I’m updating a project (setting up a disposable dev environment) from ansible 1.6.2 to 1.7. (Installed and upgraded using pip into a venv).
I’ve been setting up a user on the host that I’m configuring, with a full set of files in .ssh for things like the config (to assign an alias to github), known_hosts, and my key to connect to github.
I have a play that used to look like:
- name: Clone repositories
git: force=no
repo=ssh://gh/me/{{ item }}.git
dest=/home/foo/projects={{ item }}
key_file=/home/foo/.ssh/github_key
recursive=yes
update=yes
accept_hostkey=yes
with_items: - bar
- baz
- quux
After the upgrade, I started getting this error from each repo:
failed: [host] => (item=…) => {“failed”: true, “item”: “…”}
msg: failed to add gh hostkey: getaddrinfo gh: No address associated with hostname
Getting rid of accept_hostkey=yes switched the error message to:
msg: gh has an unknown hostkey. Set accept_hostkey to True or manually add the hostkey prior to running the git module
I did notice some messages about adding 192.30.252.128 (along with .130) to my list of known_hosts when
I ssh’d in or cloned the repo manually. (That doesn’t seem relevant, but the address looked suspicious to me).
The host that I’m configuring is running ubuntu trusty, inside an lxc.
Changing the repo address to ssh://git@github.com/me/{{ item }}.git seemed to have fixed the problem at first glance.

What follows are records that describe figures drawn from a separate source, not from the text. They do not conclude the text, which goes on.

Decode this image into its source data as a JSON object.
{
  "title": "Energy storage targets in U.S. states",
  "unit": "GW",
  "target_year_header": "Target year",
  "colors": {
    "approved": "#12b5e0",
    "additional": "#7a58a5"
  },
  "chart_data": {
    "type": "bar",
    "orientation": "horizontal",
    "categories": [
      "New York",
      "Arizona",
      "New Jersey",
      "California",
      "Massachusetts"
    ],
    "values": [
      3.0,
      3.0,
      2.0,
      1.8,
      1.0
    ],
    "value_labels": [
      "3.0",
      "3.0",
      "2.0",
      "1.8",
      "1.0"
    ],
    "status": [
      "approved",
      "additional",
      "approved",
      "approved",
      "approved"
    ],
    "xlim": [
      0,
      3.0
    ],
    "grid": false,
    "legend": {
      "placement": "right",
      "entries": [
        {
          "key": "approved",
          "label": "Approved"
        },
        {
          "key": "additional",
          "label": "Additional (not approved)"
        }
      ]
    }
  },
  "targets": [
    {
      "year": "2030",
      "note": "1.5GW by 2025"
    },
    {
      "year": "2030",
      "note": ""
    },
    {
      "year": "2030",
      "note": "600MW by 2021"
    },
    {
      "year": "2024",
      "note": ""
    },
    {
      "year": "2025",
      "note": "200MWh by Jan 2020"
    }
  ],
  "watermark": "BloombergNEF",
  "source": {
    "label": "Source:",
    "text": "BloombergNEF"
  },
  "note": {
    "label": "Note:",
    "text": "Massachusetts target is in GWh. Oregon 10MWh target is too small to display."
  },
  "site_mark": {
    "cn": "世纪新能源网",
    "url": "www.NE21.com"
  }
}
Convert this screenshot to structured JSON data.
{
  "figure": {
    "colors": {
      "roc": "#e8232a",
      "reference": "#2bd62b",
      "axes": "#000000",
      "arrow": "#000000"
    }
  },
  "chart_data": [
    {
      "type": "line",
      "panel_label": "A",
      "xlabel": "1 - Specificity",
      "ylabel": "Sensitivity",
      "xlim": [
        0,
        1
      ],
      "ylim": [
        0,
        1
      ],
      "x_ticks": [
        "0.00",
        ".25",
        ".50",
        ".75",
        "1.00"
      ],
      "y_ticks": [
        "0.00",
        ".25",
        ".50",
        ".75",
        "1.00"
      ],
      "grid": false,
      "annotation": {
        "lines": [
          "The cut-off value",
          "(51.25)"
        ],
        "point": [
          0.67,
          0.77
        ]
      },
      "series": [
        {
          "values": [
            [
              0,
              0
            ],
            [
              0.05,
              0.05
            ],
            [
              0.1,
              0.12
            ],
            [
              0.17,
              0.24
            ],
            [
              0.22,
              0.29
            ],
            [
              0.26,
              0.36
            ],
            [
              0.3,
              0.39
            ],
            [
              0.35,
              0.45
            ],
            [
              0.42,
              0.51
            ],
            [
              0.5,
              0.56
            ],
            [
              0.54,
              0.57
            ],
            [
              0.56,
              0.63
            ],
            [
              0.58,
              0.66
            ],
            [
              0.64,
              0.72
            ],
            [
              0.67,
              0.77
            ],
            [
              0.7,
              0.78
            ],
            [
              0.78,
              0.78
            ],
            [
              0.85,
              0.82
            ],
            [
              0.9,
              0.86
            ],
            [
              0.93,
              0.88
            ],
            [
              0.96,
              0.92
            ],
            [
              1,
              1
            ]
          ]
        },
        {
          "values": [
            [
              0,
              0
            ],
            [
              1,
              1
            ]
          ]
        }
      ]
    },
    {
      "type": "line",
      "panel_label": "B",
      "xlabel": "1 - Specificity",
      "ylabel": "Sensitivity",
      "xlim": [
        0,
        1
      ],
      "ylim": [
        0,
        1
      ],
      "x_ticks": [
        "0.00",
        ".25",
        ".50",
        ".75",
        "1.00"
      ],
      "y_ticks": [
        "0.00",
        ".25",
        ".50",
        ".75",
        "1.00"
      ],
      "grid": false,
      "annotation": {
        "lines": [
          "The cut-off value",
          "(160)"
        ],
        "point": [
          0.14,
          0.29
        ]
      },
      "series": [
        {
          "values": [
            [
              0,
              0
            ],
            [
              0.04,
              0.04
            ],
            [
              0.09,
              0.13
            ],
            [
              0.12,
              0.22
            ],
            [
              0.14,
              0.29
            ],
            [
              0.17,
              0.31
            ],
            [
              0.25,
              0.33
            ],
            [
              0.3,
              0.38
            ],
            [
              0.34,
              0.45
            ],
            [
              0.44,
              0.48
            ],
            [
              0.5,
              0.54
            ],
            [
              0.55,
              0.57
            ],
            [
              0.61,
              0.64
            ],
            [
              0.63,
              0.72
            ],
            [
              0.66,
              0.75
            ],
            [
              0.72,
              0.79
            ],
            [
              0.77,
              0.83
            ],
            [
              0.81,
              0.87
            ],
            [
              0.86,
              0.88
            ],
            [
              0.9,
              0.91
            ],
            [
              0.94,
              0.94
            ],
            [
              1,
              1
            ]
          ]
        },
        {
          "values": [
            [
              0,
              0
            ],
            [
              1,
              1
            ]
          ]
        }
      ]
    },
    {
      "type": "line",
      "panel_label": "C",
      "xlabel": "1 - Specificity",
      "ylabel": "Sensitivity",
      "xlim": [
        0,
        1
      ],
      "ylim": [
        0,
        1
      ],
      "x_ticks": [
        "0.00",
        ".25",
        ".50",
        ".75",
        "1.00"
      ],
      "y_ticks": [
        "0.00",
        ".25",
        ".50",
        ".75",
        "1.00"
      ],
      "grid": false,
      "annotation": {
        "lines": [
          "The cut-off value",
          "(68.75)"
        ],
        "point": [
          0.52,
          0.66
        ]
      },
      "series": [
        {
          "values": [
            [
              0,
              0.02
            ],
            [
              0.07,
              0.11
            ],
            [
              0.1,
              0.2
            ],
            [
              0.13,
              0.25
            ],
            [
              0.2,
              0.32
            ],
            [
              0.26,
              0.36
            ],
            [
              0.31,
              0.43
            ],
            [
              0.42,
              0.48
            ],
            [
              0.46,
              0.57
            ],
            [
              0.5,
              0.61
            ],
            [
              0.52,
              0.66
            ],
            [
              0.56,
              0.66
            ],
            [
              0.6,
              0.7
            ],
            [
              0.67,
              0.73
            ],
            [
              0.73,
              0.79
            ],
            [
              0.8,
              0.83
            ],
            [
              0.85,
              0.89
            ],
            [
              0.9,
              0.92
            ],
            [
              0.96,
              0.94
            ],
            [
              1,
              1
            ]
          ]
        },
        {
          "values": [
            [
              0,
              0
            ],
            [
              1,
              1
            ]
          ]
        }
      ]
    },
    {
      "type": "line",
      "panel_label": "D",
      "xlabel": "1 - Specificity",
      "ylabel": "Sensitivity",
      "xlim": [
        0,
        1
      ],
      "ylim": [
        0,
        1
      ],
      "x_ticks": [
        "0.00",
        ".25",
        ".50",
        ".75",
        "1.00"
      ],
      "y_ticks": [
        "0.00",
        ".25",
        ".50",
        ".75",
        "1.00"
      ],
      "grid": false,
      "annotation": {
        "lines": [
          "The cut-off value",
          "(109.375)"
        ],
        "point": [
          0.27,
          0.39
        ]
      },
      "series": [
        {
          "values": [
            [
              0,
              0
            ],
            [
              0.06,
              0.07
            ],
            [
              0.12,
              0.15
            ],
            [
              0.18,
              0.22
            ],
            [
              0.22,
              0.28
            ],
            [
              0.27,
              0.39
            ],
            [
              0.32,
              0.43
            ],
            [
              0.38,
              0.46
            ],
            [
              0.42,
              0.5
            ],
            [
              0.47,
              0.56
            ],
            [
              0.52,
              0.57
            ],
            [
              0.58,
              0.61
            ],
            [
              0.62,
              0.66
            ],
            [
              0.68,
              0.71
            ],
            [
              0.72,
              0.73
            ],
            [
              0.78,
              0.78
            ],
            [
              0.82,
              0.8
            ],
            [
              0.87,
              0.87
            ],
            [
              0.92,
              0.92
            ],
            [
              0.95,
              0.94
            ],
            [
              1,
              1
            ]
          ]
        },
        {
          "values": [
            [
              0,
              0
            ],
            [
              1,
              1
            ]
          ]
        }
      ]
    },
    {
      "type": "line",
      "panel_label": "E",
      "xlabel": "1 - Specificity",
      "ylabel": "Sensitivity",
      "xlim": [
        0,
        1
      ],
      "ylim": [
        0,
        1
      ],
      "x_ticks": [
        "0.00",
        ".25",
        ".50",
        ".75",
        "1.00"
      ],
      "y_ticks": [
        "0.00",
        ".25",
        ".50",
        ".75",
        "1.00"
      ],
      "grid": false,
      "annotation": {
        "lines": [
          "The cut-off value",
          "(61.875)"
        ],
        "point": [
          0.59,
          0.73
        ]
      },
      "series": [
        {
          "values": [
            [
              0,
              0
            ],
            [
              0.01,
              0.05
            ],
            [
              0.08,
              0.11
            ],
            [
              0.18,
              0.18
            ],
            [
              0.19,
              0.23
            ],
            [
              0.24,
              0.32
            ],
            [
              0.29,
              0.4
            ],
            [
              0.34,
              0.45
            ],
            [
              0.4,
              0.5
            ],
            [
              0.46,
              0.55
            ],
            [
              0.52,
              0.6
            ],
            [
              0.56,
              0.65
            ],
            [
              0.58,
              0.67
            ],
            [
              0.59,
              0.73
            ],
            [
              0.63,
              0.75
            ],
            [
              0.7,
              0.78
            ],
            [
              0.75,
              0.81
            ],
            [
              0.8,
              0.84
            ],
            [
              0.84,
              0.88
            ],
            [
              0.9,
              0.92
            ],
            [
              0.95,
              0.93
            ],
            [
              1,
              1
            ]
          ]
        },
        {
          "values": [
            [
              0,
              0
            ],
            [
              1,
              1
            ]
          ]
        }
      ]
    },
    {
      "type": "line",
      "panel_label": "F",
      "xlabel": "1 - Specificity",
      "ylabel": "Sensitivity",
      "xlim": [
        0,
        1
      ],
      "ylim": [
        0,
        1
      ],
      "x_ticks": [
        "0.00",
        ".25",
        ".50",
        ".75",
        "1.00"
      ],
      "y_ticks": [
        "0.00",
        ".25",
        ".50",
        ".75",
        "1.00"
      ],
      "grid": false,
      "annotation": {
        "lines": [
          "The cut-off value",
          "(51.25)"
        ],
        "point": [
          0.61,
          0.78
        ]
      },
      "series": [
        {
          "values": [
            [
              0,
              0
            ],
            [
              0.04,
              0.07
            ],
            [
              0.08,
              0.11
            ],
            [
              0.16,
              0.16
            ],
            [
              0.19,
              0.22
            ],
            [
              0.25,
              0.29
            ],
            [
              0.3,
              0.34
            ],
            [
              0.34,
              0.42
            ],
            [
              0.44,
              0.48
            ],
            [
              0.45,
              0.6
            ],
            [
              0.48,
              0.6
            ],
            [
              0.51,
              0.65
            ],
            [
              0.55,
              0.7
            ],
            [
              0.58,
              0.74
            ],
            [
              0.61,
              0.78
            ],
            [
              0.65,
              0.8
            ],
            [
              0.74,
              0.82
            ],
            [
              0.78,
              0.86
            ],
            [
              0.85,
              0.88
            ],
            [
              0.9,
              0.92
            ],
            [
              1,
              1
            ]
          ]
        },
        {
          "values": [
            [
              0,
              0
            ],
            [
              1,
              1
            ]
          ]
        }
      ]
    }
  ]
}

But now I can’t actually connect to any of those projects that I just cloned. “Permission denied (publickey).”
I can go through and run “git set-url” on each repo to go back to using what I think I actually want, but that’s a huge part of the pain I use ansible to avoid.
Have I missed something about this over the past few months? Or in the docs? Is this intended behavior and I’m missing something obvious?